The job lossesamount to more than a tenth of the 104,000 global staff employed by Vodafone. The company employs about 9,000 people in the UK, including at its headquarters in Berkshire.
The cuts mark the first big move by Margherita Della Valle, appointed as Vodafone’s first female chief executive last month, who said that the company needed to be leaner and more efficient to compete against rivals.
“Our performance has not been good enough. To consistently deliver, Vodafone must change,” she said.
The job losses will fall across Vodafone’s entire operations – starting with its group functions which are based in the UK, Germany, the company’s biggest and worst-performing market, and Italy – with no indication of the scale of cuts in each market.
Della Valle said that Vodafone’s headquarters will become “as lean as possible” and the restructuring plan includes a revision of staff incentive schemes throughout the business to be more closely matched with hitting performance targets.
The cuts will free up an extra €100m (£87m) to be ploughed in to marketing to revitalise the Vodafone brand, and €150m to improve the customer experience.
Della Valle said the savings from the job cuts will not increase a €1bn target announced in November.
The wider restructuring includes a review of options for Vodafone’s Spanish business including a potential sale.

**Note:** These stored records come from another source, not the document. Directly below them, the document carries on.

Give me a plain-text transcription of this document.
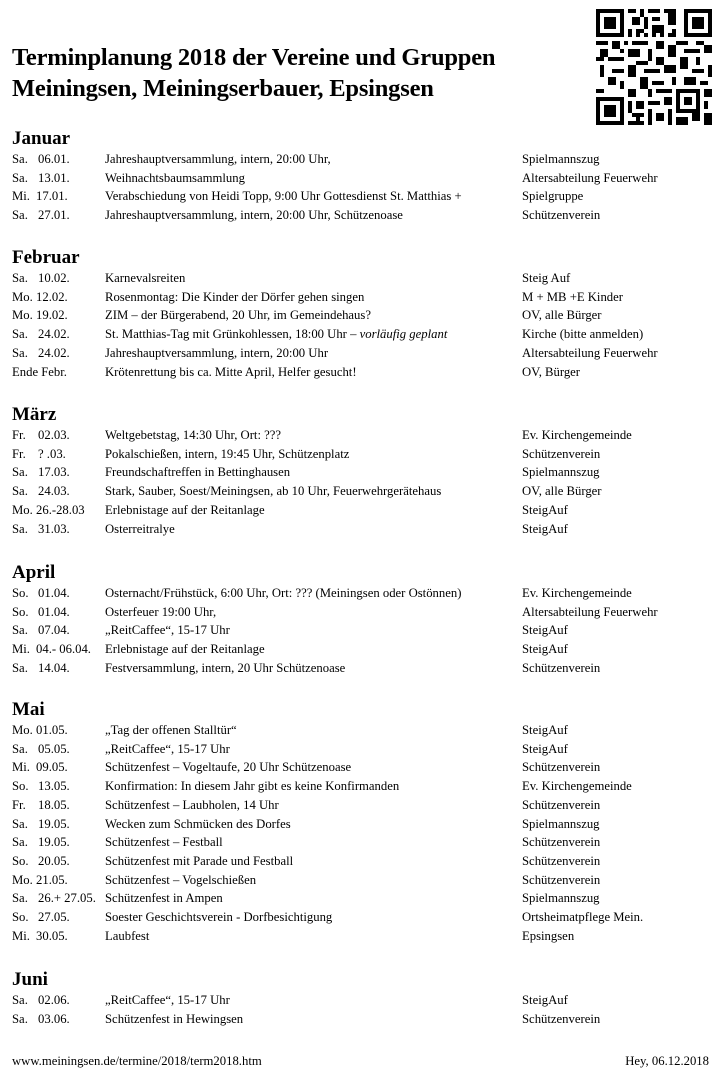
Terminplanung 2018 der Vereine und Gruppen
Meiningsen, Meiningserbauer, Epsingsen
Januar
Sa. 06.01.	Jahreshauptversammlung, intern, 20:00 Uhr,	Spielmannszug
Sa. 13.01.	Weihnachtsbaumsammlung	Altersabteilung Feuerwehr
Mi. 17.01.	Verabschiedung von Heidi Topp, 9:00 Uhr Gottesdienst St. Matthias +	Spielgruppe
Sa. 27.01.	Jahreshauptversammlung, intern, 20:00 Uhr, Schützenoase	Schützenverein
Februar
Sa. 10.02.	Karnevalsreiten	Steig Auf
Mo. 12.02.	Rosenmontag: Die Kinder der Dörfer gehen singen	M + MB +E Kinder
Mo. 19.02.	ZIM – der Bürgerabend, 20 Uhr, im Gemeindehaus?	OV, alle Bürger
Sa. 24.02.	St. Matthias-Tag mit Grünkohlessen, 18:00 Uhr – vorläufig geplant	Kirche (bitte anmelden)
Sa. 24.02.	Jahreshauptversammlung, intern, 20:00 Uhr	Altersabteilung Feuerwehr
Ende Febr.	Krötenrettung bis ca. Mitte April, Helfer gesucht!	OV, Bürger
März
Fr. 02.03.	Weltgebetstag, 14:30 Uhr, Ort: ???	Ev. Kirchengemeinde
Fr. ? .03.	Pokalschießen, intern, 19:45 Uhr, Schützenplatz	Schützenverein
Sa. 17.03.	Freundschaftreffen in Bettinghausen	Spielmannszug
Sa. 24.03.	Stark, Sauber, Soest/Meiningsen, ab 10 Uhr, Feuerwehrgerätehaus	OV, alle Bürger
Mo. 26.-28.03 Erlebnistage auf der Reitanlage	SteigAuf
Sa. 31.03.	Osterreitralye	SteigAuf
April
So. 01.04.	Osternacht/Frühstück, 6:00 Uhr, Ort: ??? (Meiningsen oder Ostönnen)	Ev. Kirchengemeinde
So. 01.04.	Osterfeuer 19:00 Uhr,	Altersabteilung Feuerwehr
Sa. 07.04.	„ReitCaffee“, 15-17 Uhr	SteigAuf
Mi. 04.- 06.04. Erlebnistage auf der Reitanlage	SteigAuf
Sa. 14.04.	Festversammlung, intern, 20 Uhr Schützenoase	Schützenverein
Mai
Mo. 01.05.	„Tag der offenen Stalltür“	SteigAuf
Sa. 05.05.	„ReitCaffee“, 15-17 Uhr	SteigAuf
Mi. 09.05.	Schützenfest – Vogeltaufe, 20 Uhr Schützenoase	Schützenverein
So. 13.05.	Konfirmation: In diesem Jahr gibt es keine Konfirmanden	Ev. Kirchengemeinde
Fr. 18.05.	Schützenfest – Laubholen, 14 Uhr	Schützenverein
Sa. 19.05.	Wecken zum Schmücken des Dorfes	Spielmannszug
Sa. 19.05.	Schützenfest – Festball	Schützenverein
So. 20.05.	Schützenfest mit Parade und Festball	Schützenverein
Mo. 21.05.	Schützenfest – Vogelschießen	Schützenverein
Sa. 26.+ 27.05. Schützenfest in Ampen	Spielmannszug
So. 27.05.	Soester Geschichtsverein - Dorfbesichtigung	Ortsheimatpflege Mein.
Mi. 30.05.	Laubfest	Epsingsen
Juni
Sa. 02.06.	„ReitCaffee“, 15-17 Uhr	SteigAuf
Sa. 03.06.	Schützenfest in Hewingsen	Schützenverein
www.meiningsen.de/termine/2018/term2018.htm	Hey, 06.12.2018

“Looking at our position in the industry and the steps we have taken in the last few years we have probably been too incremental,” Della Valle said.
Vodafone, which has abut 18 million UK mobile customers and more than 1 million broadband customers, is in the closing stages of pushing through a merger with Three to create the UK’s biggest mobile company.
Della Valle said she hoped a deal to reduce the number of big UK mobile operators from four to three – something that has in the past been blocked by regulators over competition issues – will be given the go-ahead.
“I would say that the mood music has changed,” she said. “There is a wide understanding that the problem of returns [on investment] is preventing Europe to develop 5G networks in line with the rest of the world. We don’t have enough scale.”